More than 9 million visitors came to Phuket in 2019, impacting the sea gypsies and their way of life, mostly located at the southern end of the island. The booming tourism brought a decline in fish stocks, decreasing fishing grounds and loud construction of hotels. And the traffic. Such hotels signal an even bigger threat to the 1,200 Chao Lay in Rawai, as property developers have tried to evict them from their ancestral strip of land that faces the sea.

Ngim Damrongkaset, a Rawai community representative, says he hopes the area where developers have taken a stake is abandoned.

“They want to drive us out of our homes, but also to deny us access to the sea.”

For the Chao Lay people, the fight to keep their land has been unequal as most are illiterate and were unaware of the fact that they could register their land, but the government is trying to help them.
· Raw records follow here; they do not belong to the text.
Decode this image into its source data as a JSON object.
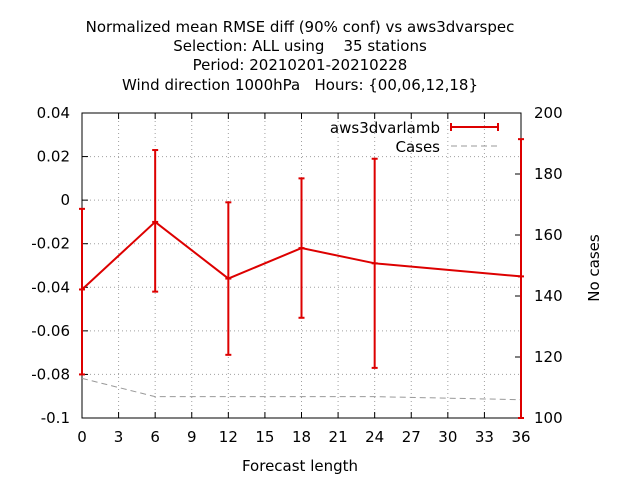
{
  "chart_data": {
    "type": "line",
    "title": [
      "Normalized mean RMSE diff (90% conf) vs aws3dvarspec",
      "Selection: ALL using    35 stations",
      "Period: 20210201-20210228",
      "Wind direction 1000hPa   Hours: {00,06,12,18}"
    ],
    "xlabel": "Forecast length",
    "ylabel": "",
    "y2label": "No cases",
    "xlim": [
      0,
      36
    ],
    "ylim": [
      -0.1,
      0.04
    ],
    "y2lim": [
      100,
      200
    ],
    "x_ticks": [
      "0",
      "3",
      "6",
      "9",
      "12",
      "15",
      "18",
      "21",
      "24",
      "27",
      "30",
      "33",
      "36"
    ],
    "y_ticks": [
      "0.04",
      "0.02",
      "0",
      "-0.02",
      "-0.04",
      "-0.06",
      "-0.08",
      "-0.1"
    ],
    "y2_ticks": [
      "200",
      "180",
      "160",
      "140",
      "120",
      "100"
    ],
    "grid": true,
    "legend_position": "top-right",
    "series": [
      {
        "name": "aws3dvarlamb",
        "axis": "left",
        "color": "#dd0000",
        "x": [
          0,
          6,
          12,
          18,
          24,
          36
        ],
        "y": [
          -0.041,
          -0.01,
          -0.036,
          -0.022,
          -0.029,
          -0.035
        ],
        "err_low": [
          -0.08,
          -0.042,
          -0.071,
          -0.054,
          -0.077,
          -0.1
        ],
        "err_high": [
          -0.004,
          0.023,
          -0.001,
          0.01,
          0.019,
          0.028
        ]
      },
      {
        "name": "Cases",
        "axis": "right",
        "color": "#999999",
        "dashed": true,
        "x": [
          0,
          6,
          12,
          18,
          24,
          30,
          36
        ],
        "y": [
          113,
          107,
          107,
          107,
          107,
          106.5,
          106
        ]
      }
    ]
  }
}
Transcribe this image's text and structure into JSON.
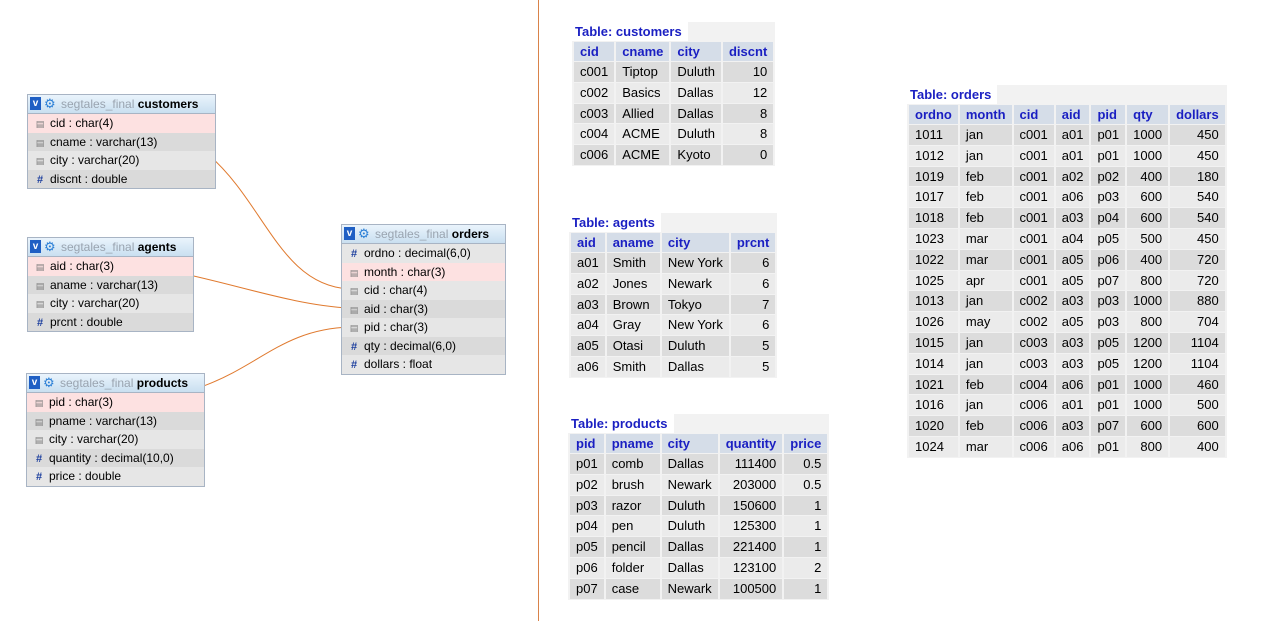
{
  "designer": {
    "tables": [
      {
        "key": "customers",
        "db": "segtales_final",
        "name": "customers",
        "toggle": "v",
        "fields": [
          {
            "label": "cid : char(4)",
            "type": "key",
            "pk": true
          },
          {
            "label": "cname : varchar(13)",
            "type": "str"
          },
          {
            "label": "city : varchar(20)",
            "type": "str"
          },
          {
            "label": "discnt : double",
            "type": "num"
          }
        ]
      },
      {
        "key": "agents",
        "db": "segtales_final",
        "name": "agents",
        "toggle": "v",
        "fields": [
          {
            "label": "aid : char(3)",
            "type": "key",
            "pk": true
          },
          {
            "label": "aname : varchar(13)",
            "type": "str"
          },
          {
            "label": "city : varchar(20)",
            "type": "str"
          },
          {
            "label": "prcnt : double",
            "type": "num"
          }
        ]
      },
      {
        "key": "products",
        "db": "segtales_final",
        "name": "products",
        "toggle": "v",
        "fields": [
          {
            "label": "pid : char(3)",
            "type": "key",
            "pk": true
          },
          {
            "label": "pname : varchar(13)",
            "type": "str"
          },
          {
            "label": "city : varchar(20)",
            "type": "str"
          },
          {
            "label": "quantity : decimal(10,0)",
            "type": "num"
          },
          {
            "label": "price : double",
            "type": "num"
          }
        ]
      },
      {
        "key": "orders",
        "db": "segtales_final",
        "name": "orders",
        "toggle": "v",
        "fields": [
          {
            "label": "ordno : decimal(6,0)",
            "type": "num"
          },
          {
            "label": "month : char(3)",
            "type": "str",
            "pk": true
          },
          {
            "label": "cid : char(4)",
            "type": "key"
          },
          {
            "label": "aid : char(3)",
            "type": "key"
          },
          {
            "label": "pid : char(3)",
            "type": "key"
          },
          {
            "label": "qty : decimal(6,0)",
            "type": "num"
          },
          {
            "label": "dollars : float",
            "type": "num"
          }
        ]
      }
    ]
  },
  "results": {
    "customers": {
      "title": "Table: customers",
      "columns": [
        "cid",
        "cname",
        "city",
        "discnt"
      ],
      "numeric": [
        false,
        false,
        false,
        true
      ],
      "rows": [
        [
          "c001",
          "Tiptop",
          "Duluth",
          "10"
        ],
        [
          "c002",
          "Basics",
          "Dallas",
          "12"
        ],
        [
          "c003",
          "Allied",
          "Dallas",
          "8"
        ],
        [
          "c004",
          "ACME",
          "Duluth",
          "8"
        ],
        [
          "c006",
          "ACME",
          "Kyoto",
          "0"
        ]
      ]
    },
    "agents": {
      "title": "Table: agents",
      "columns": [
        "aid",
        "aname",
        "city",
        "prcnt"
      ],
      "numeric": [
        false,
        false,
        false,
        true
      ],
      "rows": [
        [
          "a01",
          "Smith",
          "New York",
          "6"
        ],
        [
          "a02",
          "Jones",
          "Newark",
          "6"
        ],
        [
          "a03",
          "Brown",
          "Tokyo",
          "7"
        ],
        [
          "a04",
          "Gray",
          "New York",
          "6"
        ],
        [
          "a05",
          "Otasi",
          "Duluth",
          "5"
        ],
        [
          "a06",
          "Smith",
          "Dallas",
          "5"
        ]
      ]
    },
    "products": {
      "title": "Table: products",
      "columns": [
        "pid",
        "pname",
        "city",
        "quantity",
        "price"
      ],
      "numeric": [
        false,
        false,
        false,
        true,
        true
      ],
      "rows": [
        [
          "p01",
          "comb",
          "Dallas",
          "111400",
          "0.5"
        ],
        [
          "p02",
          "brush",
          "Newark",
          "203000",
          "0.5"
        ],
        [
          "p03",
          "razor",
          "Duluth",
          "150600",
          "1"
        ],
        [
          "p04",
          "pen",
          "Duluth",
          "125300",
          "1"
        ],
        [
          "p05",
          "pencil",
          "Dallas",
          "221400",
          "1"
        ],
        [
          "p06",
          "folder",
          "Dallas",
          "123100",
          "2"
        ],
        [
          "p07",
          "case",
          "Newark",
          "100500",
          "1"
        ]
      ]
    },
    "orders": {
      "title": "Table: orders",
      "columns": [
        "ordno",
        "month",
        "cid",
        "aid",
        "pid",
        "qty",
        "dollars"
      ],
      "numeric": [
        false,
        false,
        false,
        false,
        false,
        true,
        true
      ],
      "rows": [
        [
          "1011",
          "jan",
          "c001",
          "a01",
          "p01",
          "1000",
          "450"
        ],
        [
          "1012",
          "jan",
          "c001",
          "a01",
          "p01",
          "1000",
          "450"
        ],
        [
          "1019",
          "feb",
          "c001",
          "a02",
          "p02",
          "400",
          "180"
        ],
        [
          "1017",
          "feb",
          "c001",
          "a06",
          "p03",
          "600",
          "540"
        ],
        [
          "1018",
          "feb",
          "c001",
          "a03",
          "p04",
          "600",
          "540"
        ],
        [
          "1023",
          "mar",
          "c001",
          "a04",
          "p05",
          "500",
          "450"
        ],
        [
          "1022",
          "mar",
          "c001",
          "a05",
          "p06",
          "400",
          "720"
        ],
        [
          "1025",
          "apr",
          "c001",
          "a05",
          "p07",
          "800",
          "720"
        ],
        [
          "1013",
          "jan",
          "c002",
          "a03",
          "p03",
          "1000",
          "880"
        ],
        [
          "1026",
          "may",
          "c002",
          "a05",
          "p03",
          "800",
          "704"
        ],
        [
          "1015",
          "jan",
          "c003",
          "a03",
          "p05",
          "1200",
          "1104"
        ],
        [
          "1014",
          "jan",
          "c003",
          "a03",
          "p05",
          "1200",
          "1104"
        ],
        [
          "1021",
          "feb",
          "c004",
          "a06",
          "p01",
          "1000",
          "460"
        ],
        [
          "1016",
          "jan",
          "c006",
          "a01",
          "p01",
          "1000",
          "500"
        ],
        [
          "1020",
          "feb",
          "c006",
          "a03",
          "p07",
          "600",
          "600"
        ],
        [
          "1024",
          "mar",
          "c006",
          "a06",
          "p01",
          "800",
          "400"
        ]
      ]
    }
  },
  "colors": {
    "relation_line": "#e07a2f",
    "title_text": "#1a1fc2",
    "divider": "#d9834a"
  }
}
One way for authorities to buy the land and entrust it to them.

Narumon Arunotai, an anthropologist at Bangkok’s Chulalongkorn University, says the government must seize the opportunity provided by the pandemic to rethink their vision on Chao Lay.

“Covid is an opportunity to change mentalities. Mass tourism in Phuket has been a catastrophe for the sea gypsies.“

The land in Rawai was originally claimed by Indonesian ancestors of Sanan, before the island became flooded with international travellers. But since tourism has become more profitable, authorities have cracked down on the sea gypsies unless they are sailing in protected marine reserves.

“Before, we risked being arrested by a patrol or having our boats confiscated.“

For the animist Chao Lay the beach is a vital space where they keep their colourful wooden boats and where they pray and give thanks to their ancestors. But not only their unique cultural heritage has helped them navigate the waters.

The Chao Lay people are experts at detecting any abnormalities in the water, as such they were able to escape before the 2004 Boxing Day Tsunami hit, while saving loads of tourists. Furthermore, Children of the Moken have 50% better visual acuity in the water than their European counterparts, according to a 2003 study.